Rebuild Neam with NEAM_USE_HNSW=OFF and observe the difference:

bash
cmake .. -DCMAKE_BUILD_TYPE=Release -DNEAM_USE_HNSW=OFF
cmake --build . --parallel
  1. How does the build time change?
  2. Do all tests still pass?
  3. What impact does this have on RAG functionality?
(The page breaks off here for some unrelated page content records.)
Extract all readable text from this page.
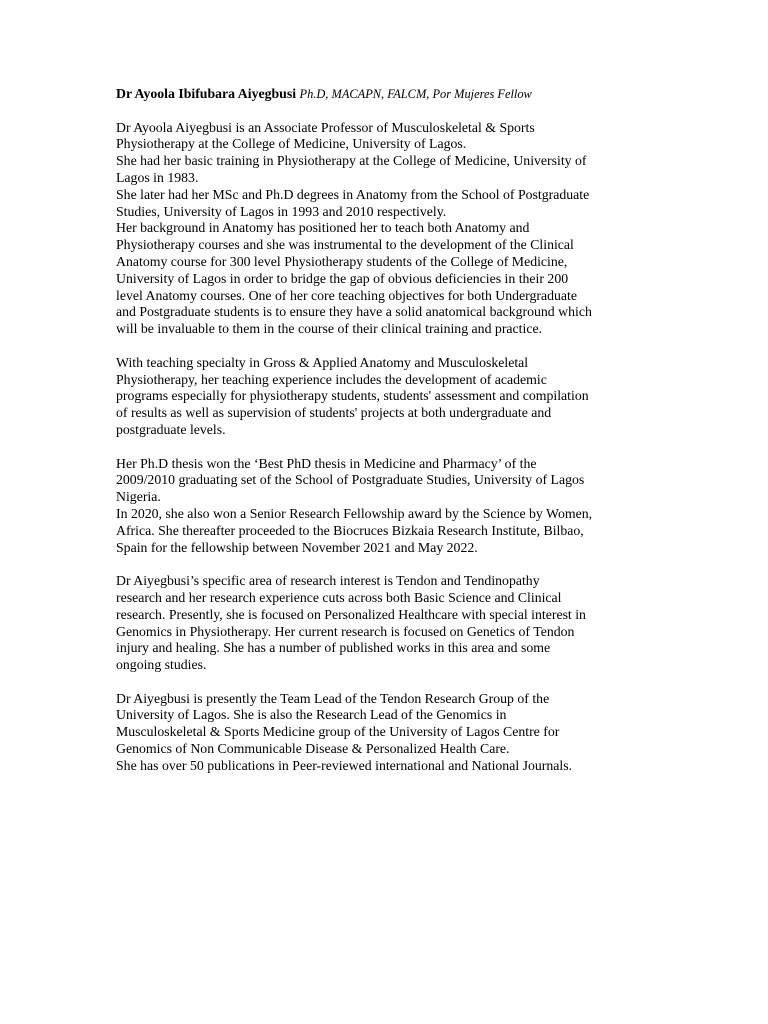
Dr Ayoola Ibifubara Aiyegbusi Ph.D, MACAPN, FALCM, Por Mujeres Fellow
Dr Ayoola Aiyegbusi is an Associate Professor of Musculoskeletal & Sports
Physiotherapy at the College of Medicine, University of Lagos.
She had her basic training in Physiotherapy at the College of Medicine, University of
Lagos in 1983.
She later had her MSc and Ph.D degrees in Anatomy from the School of Postgraduate
Studies, University of Lagos in 1993 and 2010 respectively.
Her background in Anatomy has positioned her to teach both Anatomy and
Physiotherapy courses and she was instrumental to the development of the Clinical
Anatomy course for 300 level Physiotherapy students of the College of Medicine,
University of Lagos in order to bridge the gap of obvious deficiencies in their 200
level Anatomy courses. One of her core teaching objectives for both Undergraduate
and Postgraduate students is to ensure they have a solid anatomical background which
will be invaluable to them in the course of their clinical training and practice.
With teaching specialty in Gross & Applied Anatomy and Musculoskeletal
Physiotherapy, her teaching experience includes the development of academic
programs especially for physiotherapy students, students' assessment and compilation
of results as well as supervision of students' projects at both undergraduate and
postgraduate levels.
Her Ph.D thesis won the ‘Best PhD thesis in Medicine and Pharmacy’ of the
2009/2010 graduating set of the School of Postgraduate Studies, University of Lagos
Nigeria.
In 2020, she also won a Senior Research Fellowship award by the Science by Women,
Africa. She thereafter proceeded to the Biocruces Bizkaia Research Institute, Bilbao,
Spain for the fellowship between November 2021 and May 2022.
Dr Aiyegbusi’s specific area of research interest is Tendon and Tendinopathy
research and her research experience cuts across both Basic Science and Clinical
research. Presently, she is focused on Personalized Healthcare with special interest in
Genomics in Physiotherapy. Her current research is focused on Genetics of Tendon
injury and healing. She has a number of published works in this area and some
ongoing studies.
Dr Aiyegbusi is presently the Team Lead of the Tendon Research Group of the
University of Lagos. She is also the Research Lead of the Genomics in
Musculoskeletal & Sports Medicine group of the University of Lagos Centre for
Genomics of Non Communicable Disease & Personalized Health Care.
She has over 50 publications in Peer-reviewed international and National Journals.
Exercise 2.5: Toolchain Exploration #

Run each of the following commands and describe what they do:

bash
./neam-api --help
./neam-pkg --help
./neam-gym --help
./neam-cli --help

For neam-api, start the server on port 8080 and use curl to query the health endpoint:

bash
./neam-api --port 8080 &
curl http://localhost:8080/api/v1/health

Document the response format.

Exercise 2.6: Bytecode Inspection #

Compile the hello world program and examine the .neamb file:

bash
./neamc hello.neam -o hello.neamb
xxd hello.neamb | head -20
  1. Can you identify the NEAM magic header in the hex dump?
  2. Can you spot the string "Hello, Neam!" in the constant pool section?
  3. How large is the .neamb file compared to the .neam source?